I remember jumping up and down with a big grin on my face as I readied myself to mount the seat. With the help of my father I grabbed the silver handle bars with my tiny hands and climbed on the seat like a big girl. At once I placed my shoes on the black peddles, balancing, and wobbling, and trying not to fall. As I started pedaling my handle bars swayed to the left and then to the right in a sharp zig zag motion, within seconds I lost balance and fell to the street. My knees and elbows scrapped on the asphalt, instantly I began to cry.
My father calmly told me to try again. He assured me his steady hand would be there at my seat to guide me. He said, “if you fall, get back on and try again, don’t give up on yourself.” I climbed back on feeling just a little more secure. I leaned into the handle bars putting all my mighty weight on the pedals. The bars were straight as an arrow they didn’t zig or zag. I felt safe because my father was holding on to me. I was so excited as I propelled myself down the street. With a gleam in my eyes I turned for his approval but to my surprise he had let go. I was really on my own.

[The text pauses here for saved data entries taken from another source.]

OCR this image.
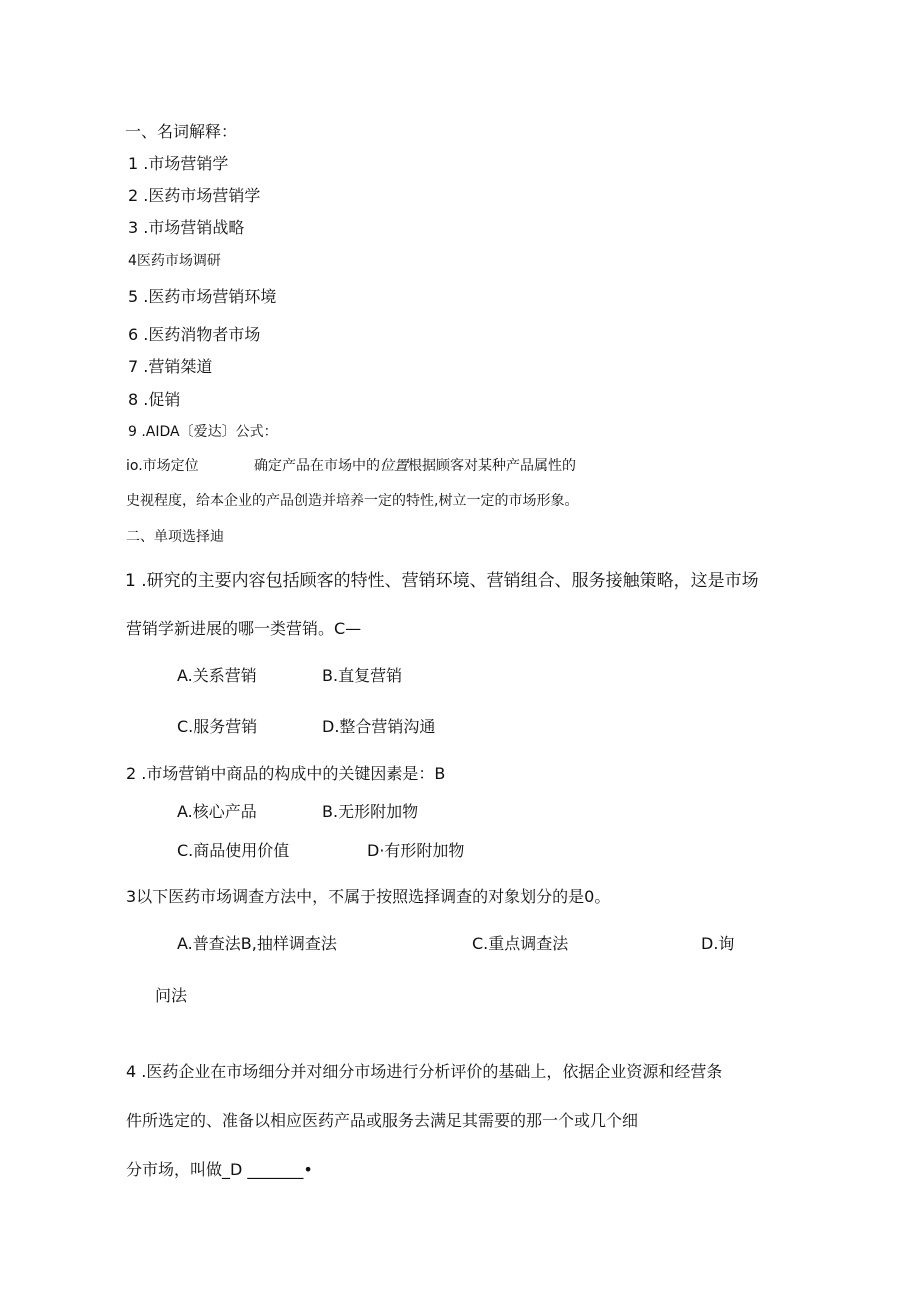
一、名词解释：
1 .市场营销学
2 .医药市场营销学
3 .市场营销战略
4医药市场调研
5 .医药市场营销环境
6 .医药消物者市场
7 .营销桀道
8 .促销
9 .AIDA〔爱达〕公式：
io.市场定位	确定产品在市场中的位置根据顾客对某种产品属性的
史视程度，给本企业的产品创造并培养一定的特性,树立一定的市场形象。
二、单项选择迪
1 .研究的主要内容包括顾客的特性、营销环境、营销组合、服务接触策略，这是市场
营销学新进展的哪一类营销。C—
A.关系营销	B.直复营销
C.服务营销	D.整合营销沟通
2 .市场营销中商品的构成中的关键因素是：B
A.核心产品	B.无形附加物
C.商品使用价值	D·有形附加物
3以下医药市场调查方法中，不属于按照选择调查的对象划分的是0。
A.普查法B,抽样调查法	C.重点调查法	D.询
问法
4 .医药企业在市场细分并对细分市场进行分析评价的基础上，依据企业资源和经营条
件所选定的、准备以相应医药产品或服务去满足其需要的那一个或几个细
分市场，叫做_D _______•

Years later as an adult woman, circumstances forced me to summon up my father’s words. “if you fall get back on and try again”. I needed his steady hand as I went through a devastating divorce, which included losing my home and children. And at the same time I lost my job and had to face the fact that my daughter was dying of cancer. I was a shattered shell of myself but those words carried me. I began to rebuild my life. I found a better job. I rented an apartment and soon thereafter gained custody of my son. I believe I am resilient. My daughter’s condition somehow moved me to homes of families who had seriously ill children. I lent my support and through my giving I experienced a spiritual closeness to my daughter.
Fifty four years later I still ride a bicycle although now a pastel pink beach cruiser. I ride along the beach boardwalk. I did take a minor fall one day but I quickly climbed back on. I leaned forward into the handle bars and spun those peddles hard. The bars were straight as an arrow they didn’t zig or zag. With a gleam in my eyes I turned to get my father’s approval and I believe he gave me a smile.